Depositario exclusivo

20 marzo 2015

1999030702A31_Winogrand

Carlos Cánovas. A propósito… / Regarding… Garry Winogrand (Sin título / Untitled, ca. 1969), Pamplona, 1999

El fotógrafo es alguien que goza de un don especial o, si preferimos decirlo así, de una suerte de superioridad. Es depositario, casi siempre exclusivo, de secretos y revelaciones, como nos recuerda la conocida reflexión de Diane Arbus. Ese privilegio implica una relación especial con todo cuanto le rodea, sea ello la naturaleza, el resto de los mortales o los arcanos de la vida y hasta del arte. Podríamos hablar de prepotencia si su figura no resultase tan frágil y con frecuencia tan poco consistente.

La certeza de ese don (exclusivo) recorre gran parte de la fotografía del siglo XX. Es un recorrido que va de menos a más, desde la propiedad más sencilla –“tengo en mi poder todo el viejo París”, presumía Atget– hasta algún tipo de exclusividad mágica –“un secreto maravilloso que solo yo puedo contar”, decía Evans–, desde el control obsesivo de “la verdad” (Stieglitz) hasta las convicciones más o menos rotundas (Adams), místicas (White, Cartier-Bresson) o íntimas (“hay cosas que si yo no las viese, no se verían”, afirma Emmet Gowin). Garry Winogrand no es una excepción en ese encadenado, fundamentalmente norteamericano -pero no solo-, que implica un tan especial sentido de la propiedad. El mundo pertenece al fotógrafo, que al tomar una fotografía no hace más que llevarse lo que es suyo. Después lo compartirá si quiere, o podrá morir con ello, lo que no haría sino subrayar una idea de posesión aún más profunda.

Este singular sentido de la propiedad está en la raíz de la fotografía tal y como la hemos entendido hasta el final del siglo XX, y ha desaparecido en gran medida a partir de una fotografía entregada a otras causas artísticas, multidisciplinares y transversales, a menudo ambiguas. Es algo que fotógrafos de otras procedencias no han entendido, ni van a entender.
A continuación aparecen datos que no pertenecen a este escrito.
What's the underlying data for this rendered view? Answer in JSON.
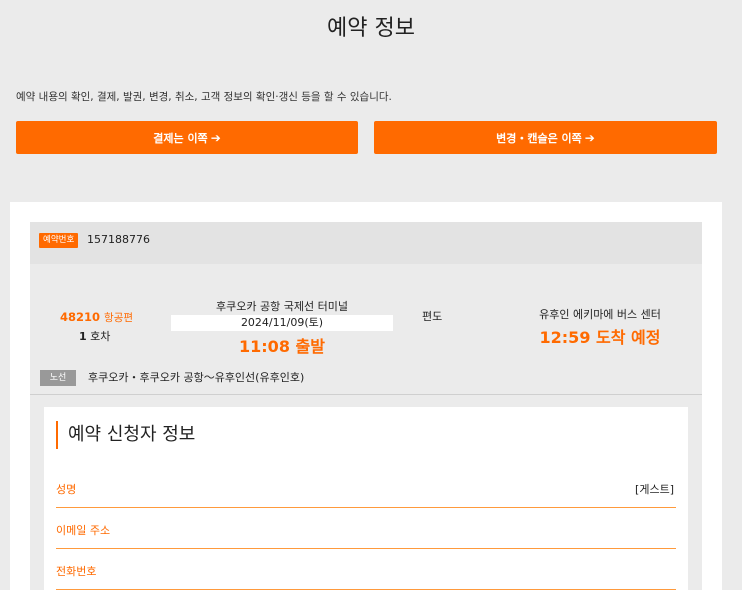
{
  "page": {
    "title": "예약 정보",
    "intro": "예약 내용의 확인, 결제, 발권, 변경, 취소, 고객 정보의 확인·갱신 등을 할 수 있습니다."
  },
  "buttons": {
    "pay": "결제는 이쪽",
    "change": "변경・캔슬은 이쪽",
    "arrow": "➔"
  },
  "reservation": {
    "number_label": "예약번호",
    "number": "157188776",
    "flight_number": "48210",
    "flight_suffix": "항공편",
    "car_number": "1",
    "car_suffix": "호차",
    "departure_terminal": "후쿠오카 공항 국제선 터미널",
    "departure_date": "2024/11/09(토)",
    "departure_time": "11:08 출발",
    "trip_type": "편도",
    "arrival_terminal": "유후인 에키마에 버스 센터",
    "arrival_time": "12:59 도착 예정",
    "route_label": "노선",
    "route": "후쿠오카・후쿠오카 공항～유후인선(유후인호)"
  },
  "applicant": {
    "section_title": "예약 신청자 정보",
    "fields": [
      {
        "label": "성명",
        "value": "[게스트]"
      },
      {
        "label": "이메일 주소",
        "value": ""
      },
      {
        "label": "전화번호",
        "value": ""
      }
    ]
  },
  "colors": {
    "accent": "#ff6a00",
    "background": "#ebebeb",
    "badge_gray": "#999999"
  }
}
Dicen que Winogrand no sabía editar sus imágenes, que no tenía interés en hacerlo. A mi no me extraña. Editar significa cobrar distancia de la propia obra. Cuando cada fotografía contiene una vivencia que se siente como exclusiva, una propiedad única, la distancia es imposible. Todas las fotografías que uno hace tienden entonces a convertirse en una sola, una especie de extraño ser con miles y miles de caras, un ser que se instala en lo más profundo del estómago, no en el cerebro. No se puede racionalizar, editar llega a menudo a ser cruel. El fotógrafo pasa a ser el portador de algo vivo, algo que él engendró, que irremediablemente ama y de lo que, ni siquiera en una mínima parte, se quiere desprender. Porque es suyo, porque es él mismo.